C'est dans un jardin en ruine que je retrouve Riri, chaque soir, même l'hiver, après le collège, à dix-huit heures tapantes. Nous marchons à la rencontre l'un de l'autre comme deux voleurs puis nous déguerpissons à gauche dans une ruelle herbeuse, un coupe-gorge bordé de plaques de ciment, un sentier qui donne sur le plus grand et le plus sauvage des jardins de la ville : les remparts. C'est notre salon d'été ou d'hiver, notre cabane de trappeur, notre igloo, notre hutte, notre grotte ou notre caverne secrète. On s'invente des histoires à partir du craquement d'une branche ou du cri d'un oiseau. On se raconte des trucs qu'on n'ose dire à personne et puis on rentre chez soi en se serrant très fort la main : à demain matin huit heures pour partir à l'école. Dors bien, sinon, rendez-vous à la fenêtre avec la lampe !

- Tempête dans la tête de François David

" Tu es un écorché vif. " Je reçois la phrase en pleins poumons. Sans comprendre, sans m'y être attendu. Elle reste. Elle est toujours là. Elle tourne. Ça n'a pas d'importance. Vraiment pas d'importance. Je ne vais quand même pas y accorder de l'importance. Plus je me dis cela, plus je m'aperçois de l'effet exactement inverse. La phrase s'incruste. Elle s'insinue. De plus en plus. Je devine qu'elle va rester. Que je ne vais pas pouvoir m'en débarrasser. Pour aujourd'hui, c'est certain. Mais pour beaucoup plus longtemps peut-être. Pourquoi ? Qu'est-ce qu'elle a ? Qu'est-ce qu'ils ont, ces mots ?... Est-ce que je suis un écorché vif ? Je ne sais pas. Mais si tu le penses, papa... Mais si tu le dis... De toute façon, pour moi, ça n'a pas d'importance... Pas d'importance... Vraiment aucune importance...

- Mauvais coup de Pierre Mezinski ( abus sexuel )

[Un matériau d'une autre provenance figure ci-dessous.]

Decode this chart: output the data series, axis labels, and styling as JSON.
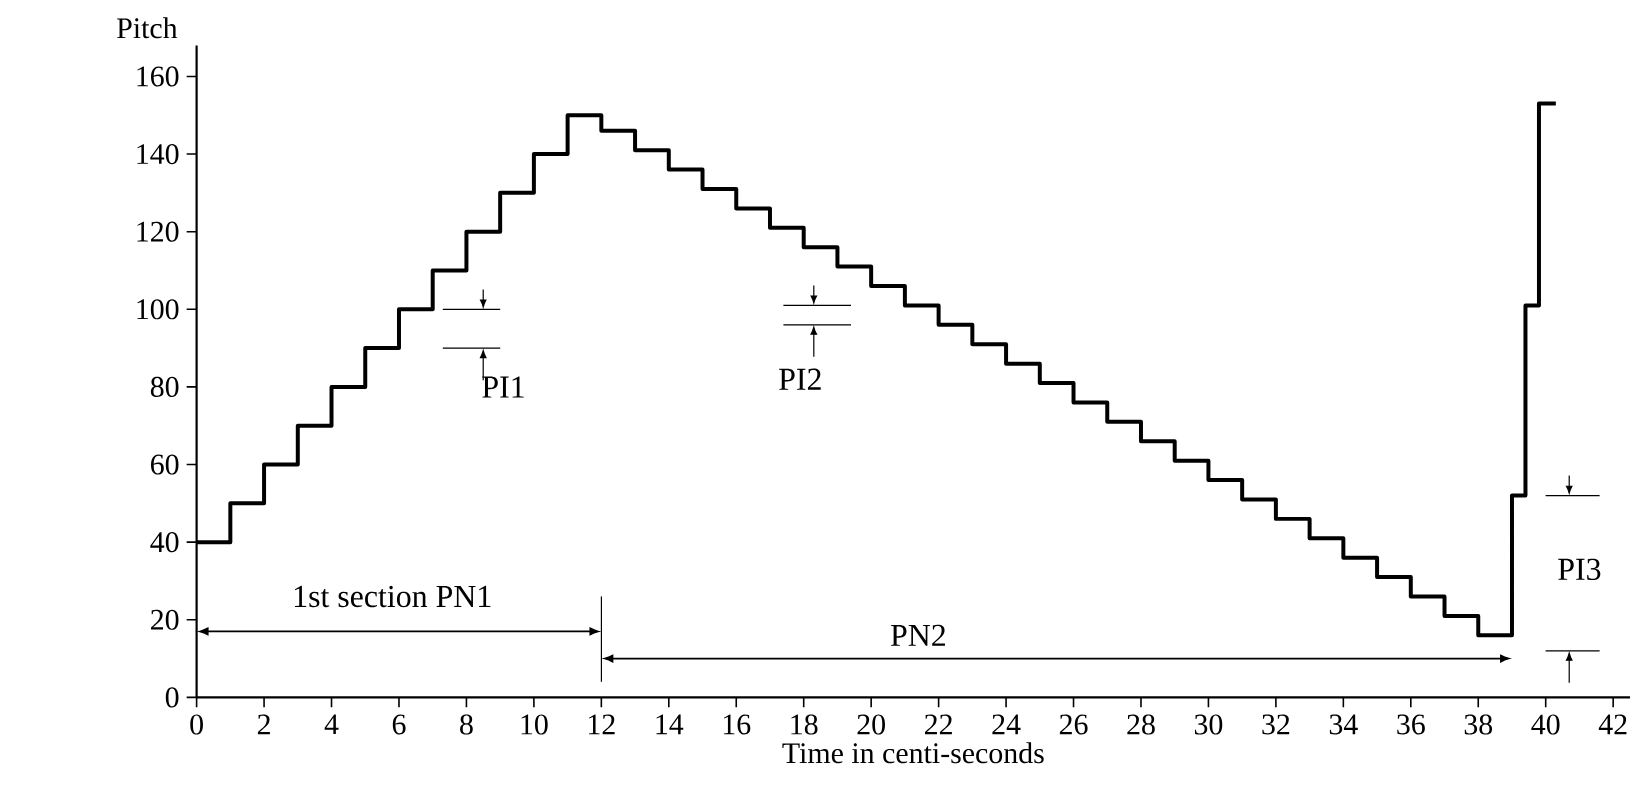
{
  "chart_data": {
    "type": "step",
    "xlabel": "Time in centi-seconds",
    "ylabel": "Pitch",
    "x": [
      0,
      1,
      2,
      3,
      4,
      5,
      6,
      7,
      8,
      9,
      10,
      11,
      12,
      13,
      14,
      15,
      16,
      17,
      18,
      19,
      20,
      21,
      22,
      23,
      24,
      25,
      26,
      27,
      28,
      29,
      30,
      31,
      32,
      33,
      34,
      35,
      36,
      37,
      38,
      39,
      39.4,
      39.8,
      40.3
    ],
    "values": [
      40,
      50,
      60,
      70,
      80,
      90,
      100,
      110,
      120,
      130,
      140,
      150,
      146,
      141,
      136,
      131,
      126,
      121,
      116,
      111,
      106,
      101,
      96,
      91,
      86,
      81,
      76,
      71,
      66,
      61,
      56,
      51,
      46,
      41,
      36,
      31,
      26,
      21,
      16,
      52,
      101,
      153,
      153
    ],
    "color": "#000000",
    "marker": "none",
    "grid": false,
    "xlim": [
      0,
      42.5
    ],
    "ylim": [
      0,
      168
    ],
    "xticks": [
      0,
      2,
      4,
      6,
      8,
      10,
      12,
      14,
      16,
      18,
      20,
      22,
      24,
      26,
      28,
      30,
      32,
      34,
      36,
      38,
      40,
      42
    ],
    "yticks": [
      0,
      20,
      40,
      60,
      80,
      100,
      120,
      140,
      160
    ],
    "annotations": [
      "PI1",
      "PI2",
      "PI3",
      "1st section  PN1",
      "PN2"
    ]
  }
}
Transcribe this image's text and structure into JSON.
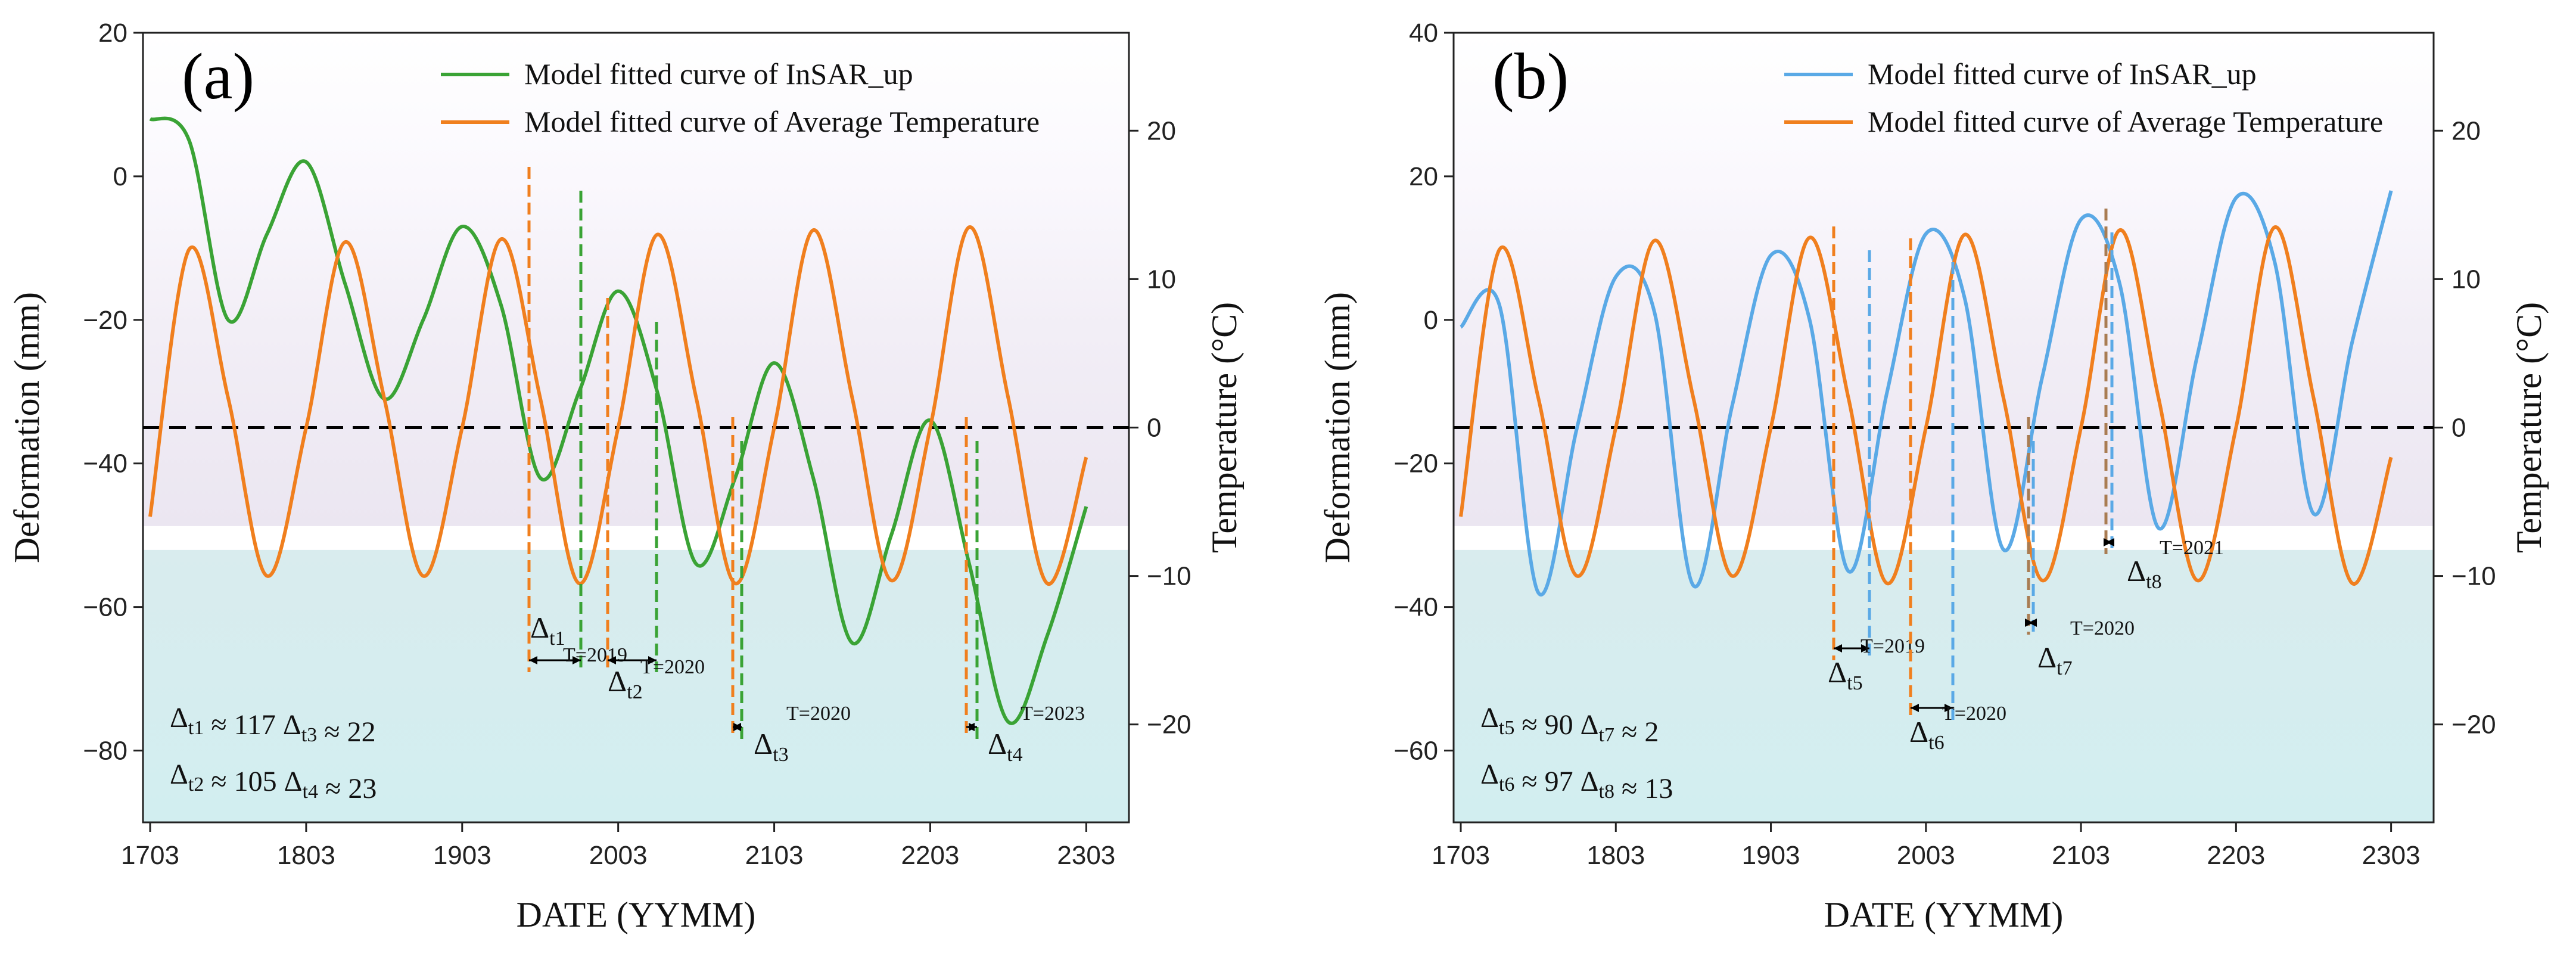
{
  "chart_data": [
    {
      "panel_label": "(a)",
      "type": "line",
      "xlabel": "DATE (YYMM)",
      "ylabel": "Deformation (mm)",
      "y2label": "Temperature (°C)",
      "x_ticks": [
        "1703",
        "1803",
        "1903",
        "2003",
        "2103",
        "2203",
        "2303"
      ],
      "ylim": [
        -90,
        20
      ],
      "y_ticks": [
        "20",
        "0",
        "-20",
        "-40",
        "-60",
        "-80"
      ],
      "y2lim": [
        -25,
        25
      ],
      "y2_ticks": [
        "20",
        "10",
        "0",
        "-10",
        "-20"
      ],
      "zero_line_y2": 0,
      "legend_position": "top-right",
      "series": [
        {
          "name": "Model fitted curve of InSAR_up",
          "axis": "left",
          "color": "#3aa335",
          "x": [
            "1703",
            "1706",
            "1709",
            "1712",
            "1803",
            "1806",
            "1809",
            "1812",
            "1903",
            "1906",
            "1909",
            "1912",
            "2003",
            "2006",
            "2009",
            "2012",
            "2103",
            "2106",
            "2109",
            "2112",
            "2203",
            "2206",
            "2209",
            "2212",
            "2303"
          ],
          "values": [
            8,
            5,
            -20,
            -8,
            2,
            -15,
            -31,
            -20,
            -7,
            -18,
            -42,
            -30,
            -16,
            -30,
            -54,
            -42,
            -26,
            -42,
            -65,
            -50,
            -34,
            -54,
            -76,
            -64,
            -46
          ]
        },
        {
          "name": "Model fitted curve of Average Temperature",
          "axis": "right",
          "color": "#f07f1e",
          "x": [
            "1703",
            "1706",
            "1709",
            "1712",
            "1803",
            "1806",
            "1809",
            "1812",
            "1903",
            "1906",
            "1909",
            "1912",
            "2003",
            "2006",
            "2009",
            "2012",
            "2103",
            "2106",
            "2109",
            "2112",
            "2203",
            "2206",
            "2209",
            "2212",
            "2303"
          ],
          "values": [
            -6,
            12,
            2,
            -10,
            0,
            12.5,
            2,
            -10,
            0,
            12.7,
            2,
            -10.5,
            0,
            13,
            2,
            -10.5,
            0,
            13.3,
            2,
            -10.3,
            0,
            13.5,
            2,
            -10.5,
            -2
          ]
        }
      ],
      "annotations": [
        {
          "label_base": "Δ",
          "sub": "t1",
          "sup": "T=2019"
        },
        {
          "label_base": "Δ",
          "sub": "t2",
          "sup": "T=2020"
        },
        {
          "label_base": "Δ",
          "sub": "t3",
          "sup": "T=2020"
        },
        {
          "label_base": "Δ",
          "sub": "t4",
          "sup": "T=2023"
        }
      ],
      "stats": [
        {
          "sub1": "t1",
          "val1": "≈ 117",
          "sub2": "t3",
          "val2": "≈ 22"
        },
        {
          "sub1": "t2",
          "val1": "≈ 105",
          "sub2": "t4",
          "val2": "≈ 23"
        }
      ]
    },
    {
      "panel_label": "(b)",
      "type": "line",
      "xlabel": "DATE (YYMM)",
      "ylabel": "Deformation (mm)",
      "y2label": "Temperature (°C)",
      "x_ticks": [
        "1703",
        "1803",
        "1903",
        "2003",
        "2103",
        "2203",
        "2303"
      ],
      "ylim": [
        -70,
        40
      ],
      "y_ticks": [
        "40",
        "20",
        "0",
        "-20",
        "-40",
        "-60"
      ],
      "y2lim": [
        -25,
        25
      ],
      "y2_ticks": [
        "20",
        "10",
        "0",
        "-10",
        "-20"
      ],
      "zero_line_y2": 0,
      "legend_position": "top-right",
      "series": [
        {
          "name": "Model fitted curve of InSAR_up",
          "axis": "left",
          "color": "#5aa9e6",
          "x": [
            "1703",
            "1706",
            "1709",
            "1712",
            "1803",
            "1806",
            "1809",
            "1812",
            "1903",
            "1906",
            "1909",
            "1912",
            "2003",
            "2006",
            "2009",
            "2012",
            "2103",
            "2106",
            "2109",
            "2112",
            "2203",
            "2206",
            "2209",
            "2212",
            "2303"
          ],
          "values": [
            -1,
            2,
            -38,
            -15,
            6,
            1,
            -37,
            -12,
            9,
            0,
            -35,
            -10,
            12,
            3,
            -32,
            -8,
            14,
            5,
            -29,
            -5,
            17,
            8,
            -27,
            -3,
            18
          ]
        },
        {
          "name": "Model fitted curve of Average Temperature",
          "axis": "right",
          "color": "#f07f1e",
          "x": [
            "1703",
            "1706",
            "1709",
            "1712",
            "1803",
            "1806",
            "1809",
            "1812",
            "1903",
            "1906",
            "1909",
            "1912",
            "2003",
            "2006",
            "2009",
            "2012",
            "2103",
            "2106",
            "2109",
            "2112",
            "2203",
            "2206",
            "2209",
            "2212",
            "2303"
          ],
          "values": [
            -6,
            12,
            2,
            -10,
            0,
            12.6,
            2,
            -10,
            0,
            12.8,
            2,
            -10.5,
            0,
            13,
            2,
            -10.3,
            0,
            13.3,
            2,
            -10.3,
            0,
            13.5,
            2,
            -10.5,
            -2
          ]
        }
      ],
      "annotations": [
        {
          "label_base": "Δ",
          "sub": "t5",
          "sup": "T=2019"
        },
        {
          "label_base": "Δ",
          "sub": "t6",
          "sup": "T=2020"
        },
        {
          "label_base": "Δ",
          "sub": "t7",
          "sup": "T=2020"
        },
        {
          "label_base": "Δ",
          "sub": "t8",
          "sup": "T=2021"
        }
      ],
      "stats": [
        {
          "sub1": "t5",
          "val1": "≈ 90",
          "sub2": "t7",
          "val2": "≈ 2"
        },
        {
          "sub1": "t6",
          "val1": "≈ 97",
          "sub2": "t8",
          "val2": "≈ 13"
        }
      ]
    }
  ]
}
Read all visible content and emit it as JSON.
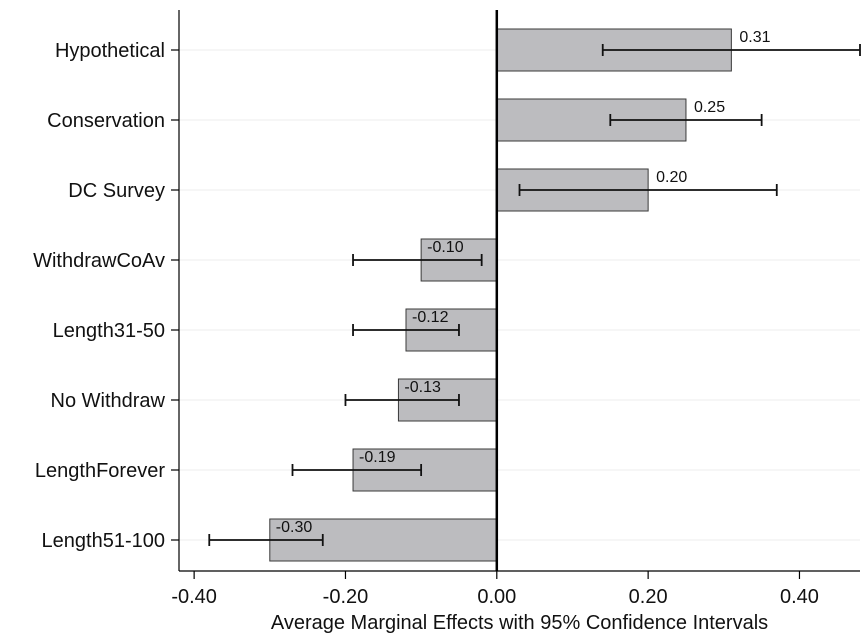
{
  "chart_data": {
    "type": "bar",
    "orientation": "horizontal",
    "categories": [
      "Hypothetical",
      "Conservation",
      "DC Survey",
      "WithdrawCoAv",
      "Length31-50",
      "No Withdraw",
      "LengthForever",
      "Length51-100"
    ],
    "values": [
      0.31,
      0.25,
      0.2,
      -0.1,
      -0.12,
      -0.13,
      -0.19,
      -0.3
    ],
    "value_labels": [
      "0.31",
      "0.25",
      "0.20",
      "-0.10",
      "-0.12",
      "-0.13",
      "-0.19",
      "-0.30"
    ],
    "ci_low": [
      0.14,
      0.15,
      0.03,
      -0.19,
      -0.19,
      -0.2,
      -0.27,
      -0.38
    ],
    "ci_high": [
      0.48,
      0.35,
      0.37,
      -0.02,
      -0.05,
      -0.05,
      -0.1,
      -0.23
    ],
    "xlabel": "Average Marginal Effects with 95% Confidence Intervals",
    "ylabel": "",
    "xlim": [
      -0.42,
      0.48
    ],
    "xticks": [
      -0.4,
      -0.2,
      0.0,
      0.2,
      0.4
    ],
    "xtick_labels": [
      "-0.40",
      "-0.20",
      "0.00",
      "0.20",
      "0.40"
    ],
    "grid": true,
    "legend": "none",
    "colors": {
      "bar_fill": "#bcbcbf",
      "bar_stroke": "#3a3a3a",
      "grid": "#eeeeee",
      "zero_line": "#000000",
      "text": "#111111"
    }
  }
}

En fait, j'ai un tracas. Mais alors là très gros - énorme ! Ecrivons-le : Tracs. Je trimballe ce tracas dans mes bagages comme une bombe à désamorcer avant qu'elle ne m'éclate à la figure. Et tu parles comme ça m'enthousiasme ! Je devrais déjà être au boulot, mais je lambine. Je recule le moment d'affronter le problème. Pourtant, comme dit mon voisin à Monet, le père Petiot, quand il sort le matériel pour vidanger sa fosse d'aisance : " Une fois qu' c'est fait, c'est plus à faire ! Faut s'fout'e l'cul' dans un harnais !... " Alors Mezinski, colle-toi-z'y ! Ton harnais, c'est ce carnet que tu viens de sortir sur tes genoux... Ton " carnet de pensées ".